There has been plenty of debate over whether Rosberg, who won nine races this season, was a more deserving champion than Hamilton, with 10.
There is a parallel to Prost’s retirement, at a time when his former teammate Ayrton Senna was considered the greatest driver despite Prost having won four titles, compared with three for Senna. Prost had tired of being unfavourably compared with Senna and also knew that his Williams team was keen to hire Senna the following year.
Senna, like Hamilton, had a crowdpleasing side to him that gave off an air of natural talent, compared with Prost’s studied approach, for which he was nicknamed the Professor, not unlike Rosberg’s demeanour.
Rosberg, the son of a former Formula One world champion, Keke, who won the title in 1982, grew up in Monaco and was considered the sheltered rich kid — he decided to forgo studying engineering in college in London in order to go into racing — while Hamilton grew up in an underprivileged working-class family in England. Hamilton himself emphasized their differences in 2014 by saying his background had made him hungrier for victory than Rosberg had ever been.

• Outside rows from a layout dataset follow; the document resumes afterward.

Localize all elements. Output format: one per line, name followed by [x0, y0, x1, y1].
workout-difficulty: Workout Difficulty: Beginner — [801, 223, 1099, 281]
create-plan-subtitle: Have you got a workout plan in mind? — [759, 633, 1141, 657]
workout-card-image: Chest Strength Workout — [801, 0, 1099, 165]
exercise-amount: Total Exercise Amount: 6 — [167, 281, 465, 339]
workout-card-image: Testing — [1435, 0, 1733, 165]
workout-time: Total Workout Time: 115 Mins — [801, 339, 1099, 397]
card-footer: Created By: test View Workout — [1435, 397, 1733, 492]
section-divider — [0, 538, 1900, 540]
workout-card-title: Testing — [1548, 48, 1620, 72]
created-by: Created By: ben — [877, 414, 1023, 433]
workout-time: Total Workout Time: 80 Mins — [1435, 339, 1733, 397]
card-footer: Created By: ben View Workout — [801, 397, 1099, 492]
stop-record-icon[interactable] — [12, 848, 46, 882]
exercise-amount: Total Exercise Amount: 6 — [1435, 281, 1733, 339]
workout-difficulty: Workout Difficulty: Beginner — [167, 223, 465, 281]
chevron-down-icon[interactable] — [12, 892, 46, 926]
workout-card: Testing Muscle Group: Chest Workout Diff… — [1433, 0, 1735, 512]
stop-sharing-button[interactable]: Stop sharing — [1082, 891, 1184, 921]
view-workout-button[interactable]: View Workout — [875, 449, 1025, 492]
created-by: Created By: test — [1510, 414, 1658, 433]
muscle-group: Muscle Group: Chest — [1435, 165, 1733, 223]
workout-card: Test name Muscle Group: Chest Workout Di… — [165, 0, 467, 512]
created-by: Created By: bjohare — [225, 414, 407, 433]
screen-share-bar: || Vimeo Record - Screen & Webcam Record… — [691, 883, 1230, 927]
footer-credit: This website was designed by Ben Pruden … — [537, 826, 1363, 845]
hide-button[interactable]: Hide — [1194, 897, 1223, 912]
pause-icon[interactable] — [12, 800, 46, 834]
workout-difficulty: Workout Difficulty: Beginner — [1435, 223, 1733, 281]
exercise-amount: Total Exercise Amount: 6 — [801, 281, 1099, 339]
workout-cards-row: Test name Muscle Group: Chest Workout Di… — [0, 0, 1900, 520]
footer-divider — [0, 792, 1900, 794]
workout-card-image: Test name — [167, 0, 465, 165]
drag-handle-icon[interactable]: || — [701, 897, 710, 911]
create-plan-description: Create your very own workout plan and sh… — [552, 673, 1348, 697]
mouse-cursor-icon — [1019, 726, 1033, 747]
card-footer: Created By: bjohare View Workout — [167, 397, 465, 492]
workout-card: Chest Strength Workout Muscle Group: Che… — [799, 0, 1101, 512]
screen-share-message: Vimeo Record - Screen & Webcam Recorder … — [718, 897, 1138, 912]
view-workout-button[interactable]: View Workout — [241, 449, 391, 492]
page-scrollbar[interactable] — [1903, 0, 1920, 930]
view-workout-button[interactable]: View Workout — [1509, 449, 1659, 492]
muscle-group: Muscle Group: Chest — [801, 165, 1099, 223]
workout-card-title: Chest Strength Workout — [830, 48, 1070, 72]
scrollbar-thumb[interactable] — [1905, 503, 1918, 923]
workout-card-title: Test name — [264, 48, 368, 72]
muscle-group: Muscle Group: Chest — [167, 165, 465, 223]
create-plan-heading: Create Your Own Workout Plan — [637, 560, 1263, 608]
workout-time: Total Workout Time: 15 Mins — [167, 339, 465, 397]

In 2015, Hamilton not only won the title with three races remaining, but did so thanks to an error by Rosberg, who let Hamilton pass him and win the U.S. Grand Prix in Austin, Texas, and the title.
“That was a big turning point,” Rosberg said Sunday. “Austin was a horrible experience for me.”
He went on to win the final three races of last season and then the first four races of this season, proving that a new, more determined and focused Rosberg had arrived.
But the emotional cost of a full season of complete concentration against a teammate whom he called “the benchmark” of racing drivers was clearly a price he did not want to continue paying for victory.
“This season, I tell you, it was so damn tough,” he said Friday.
He spoke this season of how the birth of his daughter in August 2015 had made him stronger. But family responsibility is likely also a reason for his retirement decision.
“I cannot find enough words to thank my wife, Vivian; she has been incredible,” he said in his statement. “She understood that this year was the big one, our opportunity to do it, and created the space for me to get full recovery between every race, looking after our daughter each night, taking over when things got tough.”
Mercedes boss Toto Wolff applauded Rosberg’s decision.
“This is a brave decision by Nico and testament to the strength of his character,” Wolff said. “He has chosen to leave at the pinnacle of his career, as world champion, having achieved his childhood dream. The clarity of his judgment meant I accepted his decision straight away when he told me.”